Le coût et la rémunération

On fait marcher l’économie locale en soutenant les artisans et les producteurs, on soutient l’emploi local. Contrairement à ce que l’on pense souvent, cela ne coûte pas forcément plus cher car les différents intermédiaires sont supprimés ou du moins très limités (un seul maximum). Le coût du transport et du stockage est lui aussi limité, ce qui réduit les dépenses. 

On rémunère mieux les producteurs en achetant de cette façon. On paye le « vrai prix des choses », sans tirer les prix vers le bas comme peut le faire la grande distribution. Alors qu’ils ont très peu de marge de négociations avec les centrales d’achats, ils ont de cette façon plus de liberté pour se rémunérer à un prix raisonnable et juste. Chacun y gagne ! Ces ventes locales permettent souvent de produire moins mais mieux, privilégier la qualité à la quantité. Et moi aussi, j’achète moins mais j’achète mieux et je privilégie le fait-maison alors niveau budget, on s’y retrouve tout à fait. 

Le zéro déchet

J’essaye pour ces achats (pain, farine, flocons d’avoine, œufs, lait, beurre, yaourts…) de privilégier le zéro déchet : 

  • J’utilise le filet à provisions FILT, fabriqué en France (Normandie), que mon frère et ma belle sœur m’ont offert ou un tote bag. Lorsque je suis en vélo, j’utilise tout simplement un sac à dos. C’est le moment de sortir vos beaux sacs cabas, vos jolis paniers en osier ! 
  • J’ai demandé à ma mère de me coudre un sac à pain. Je l’utilise désormais lors de mes passages en boulangerie.
  • Je réutilise toujours les mêmes boîtes d’œufs pour aller à la ferme et cela depuis plusieurs années.
  • J’ai récupéré deux bouteilles de jus de fruits en verre que j’utilise pour aller chercher mon lait.
  • Je déchire en petits morceaux les sacs en papier du moulin et je les mets dans notre composteur. 
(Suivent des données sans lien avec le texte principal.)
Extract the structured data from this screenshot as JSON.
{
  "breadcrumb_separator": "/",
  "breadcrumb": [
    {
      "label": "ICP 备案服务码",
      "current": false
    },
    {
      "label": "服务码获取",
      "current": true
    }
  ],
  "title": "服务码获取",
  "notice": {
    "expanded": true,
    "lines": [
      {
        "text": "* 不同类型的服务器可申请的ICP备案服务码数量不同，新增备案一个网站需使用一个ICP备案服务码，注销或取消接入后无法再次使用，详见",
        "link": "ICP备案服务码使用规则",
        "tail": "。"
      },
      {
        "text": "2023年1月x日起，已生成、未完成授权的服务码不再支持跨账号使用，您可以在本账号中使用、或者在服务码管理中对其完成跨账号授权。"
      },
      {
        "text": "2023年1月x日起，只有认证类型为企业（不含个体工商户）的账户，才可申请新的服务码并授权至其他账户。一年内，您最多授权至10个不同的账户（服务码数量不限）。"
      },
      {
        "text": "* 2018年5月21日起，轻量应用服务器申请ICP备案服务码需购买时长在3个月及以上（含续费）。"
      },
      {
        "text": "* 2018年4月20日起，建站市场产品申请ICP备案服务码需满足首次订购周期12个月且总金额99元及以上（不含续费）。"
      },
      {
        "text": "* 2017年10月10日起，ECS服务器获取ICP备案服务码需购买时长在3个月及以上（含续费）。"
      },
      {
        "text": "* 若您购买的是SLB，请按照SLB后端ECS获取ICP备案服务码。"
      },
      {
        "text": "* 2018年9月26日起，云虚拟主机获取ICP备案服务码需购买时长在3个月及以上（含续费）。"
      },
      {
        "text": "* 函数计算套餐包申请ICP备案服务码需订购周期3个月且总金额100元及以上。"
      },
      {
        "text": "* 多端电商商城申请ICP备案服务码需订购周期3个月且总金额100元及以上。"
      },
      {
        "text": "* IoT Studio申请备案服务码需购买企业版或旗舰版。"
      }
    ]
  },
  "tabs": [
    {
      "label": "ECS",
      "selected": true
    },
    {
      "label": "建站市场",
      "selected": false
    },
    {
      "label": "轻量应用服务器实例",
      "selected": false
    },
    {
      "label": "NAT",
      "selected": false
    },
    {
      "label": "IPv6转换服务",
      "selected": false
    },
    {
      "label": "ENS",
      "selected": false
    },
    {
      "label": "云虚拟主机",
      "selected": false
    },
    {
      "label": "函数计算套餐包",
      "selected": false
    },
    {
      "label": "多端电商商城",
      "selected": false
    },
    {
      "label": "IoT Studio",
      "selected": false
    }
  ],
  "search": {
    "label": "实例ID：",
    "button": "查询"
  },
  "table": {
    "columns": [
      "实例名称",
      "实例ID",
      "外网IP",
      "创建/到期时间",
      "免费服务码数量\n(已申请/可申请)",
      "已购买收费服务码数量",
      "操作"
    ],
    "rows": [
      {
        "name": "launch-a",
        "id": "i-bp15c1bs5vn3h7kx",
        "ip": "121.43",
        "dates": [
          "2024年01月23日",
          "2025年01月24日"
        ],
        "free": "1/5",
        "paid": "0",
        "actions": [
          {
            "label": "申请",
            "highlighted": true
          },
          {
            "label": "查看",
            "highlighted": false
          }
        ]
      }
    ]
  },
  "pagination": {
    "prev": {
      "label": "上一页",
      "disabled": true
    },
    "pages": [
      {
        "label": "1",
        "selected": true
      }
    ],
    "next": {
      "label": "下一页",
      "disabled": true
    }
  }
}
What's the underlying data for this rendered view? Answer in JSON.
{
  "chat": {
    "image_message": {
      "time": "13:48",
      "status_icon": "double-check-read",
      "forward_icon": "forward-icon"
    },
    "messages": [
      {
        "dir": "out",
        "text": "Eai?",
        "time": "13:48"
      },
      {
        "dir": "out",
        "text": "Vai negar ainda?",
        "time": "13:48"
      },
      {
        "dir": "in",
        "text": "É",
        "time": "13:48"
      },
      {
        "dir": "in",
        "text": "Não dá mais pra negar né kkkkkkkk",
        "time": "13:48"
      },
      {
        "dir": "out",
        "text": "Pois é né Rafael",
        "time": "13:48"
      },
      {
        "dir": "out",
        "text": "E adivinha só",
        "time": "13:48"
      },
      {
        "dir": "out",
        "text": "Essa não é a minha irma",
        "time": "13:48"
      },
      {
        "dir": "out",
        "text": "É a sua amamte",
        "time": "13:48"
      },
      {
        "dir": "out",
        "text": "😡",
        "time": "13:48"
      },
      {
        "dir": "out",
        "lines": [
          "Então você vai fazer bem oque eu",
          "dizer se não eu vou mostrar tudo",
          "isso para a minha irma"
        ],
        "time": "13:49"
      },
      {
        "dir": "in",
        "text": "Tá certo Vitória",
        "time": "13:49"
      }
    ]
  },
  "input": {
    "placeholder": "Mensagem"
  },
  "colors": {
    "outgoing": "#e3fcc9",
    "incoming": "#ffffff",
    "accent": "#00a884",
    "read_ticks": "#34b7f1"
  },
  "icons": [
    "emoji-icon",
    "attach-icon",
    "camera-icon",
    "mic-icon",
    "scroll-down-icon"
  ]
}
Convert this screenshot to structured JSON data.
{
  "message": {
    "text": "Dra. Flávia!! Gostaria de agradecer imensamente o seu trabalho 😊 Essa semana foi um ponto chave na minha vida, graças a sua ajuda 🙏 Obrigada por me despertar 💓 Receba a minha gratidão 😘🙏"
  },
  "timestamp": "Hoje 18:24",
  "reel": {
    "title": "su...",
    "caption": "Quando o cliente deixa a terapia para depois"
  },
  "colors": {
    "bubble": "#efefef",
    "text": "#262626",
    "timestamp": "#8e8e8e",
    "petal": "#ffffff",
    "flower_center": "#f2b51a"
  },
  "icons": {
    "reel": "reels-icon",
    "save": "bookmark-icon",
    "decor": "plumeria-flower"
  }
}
Pour l’achat des fruits et légumes, il est possible d’utiliser des filets, sacs à vrac, bocaux, cagettes ou encore des paniers. Si vous avez des vieux sacs en plastique ou papier de vos fruits et légumes achetés en magasin ou sur le marché, c’est le moment de les ressortir afin de les réutiliser.

Il ne faut vraiment pas hésiter à présenter son contenant et demander à ce que le produit soit mis directement dedans. Ce sont des habitudes toutes simples à prendre ! Et le fait de privilégier les mêmes lieux, les producteurs se souviennent de vous. Il faut faire changer les pratiques en étant de plus en plus nombreux à faire ces gestes simples.

Où acheter local ?

Renseignez-vous sur les circuits-courts et les producteurs locaux proches de chez vous afin de pouvoir acheter et manger local. Allez à leur rencontre pour découvrir et tester les produits disponibles. Vous ne serez pas déçus ! Il existe aussi les AMAP (Associations pour le Maintien d’une Agriculture Paysanne), La Ruche qui dit oui !, des lieux de cueillette… Et le top du top reste de faire son propre potager, de planter des herbes aromatiques, des petits arbustes ou arbres fruitiers selon la place que vous avez. 

Pour connaître où acheter local : https://www.ouacheterlocal.fr/ et https://locavor.fr/

Acheter et manger local, un atout pour SOI et pour l’ENVIRONNEMENT.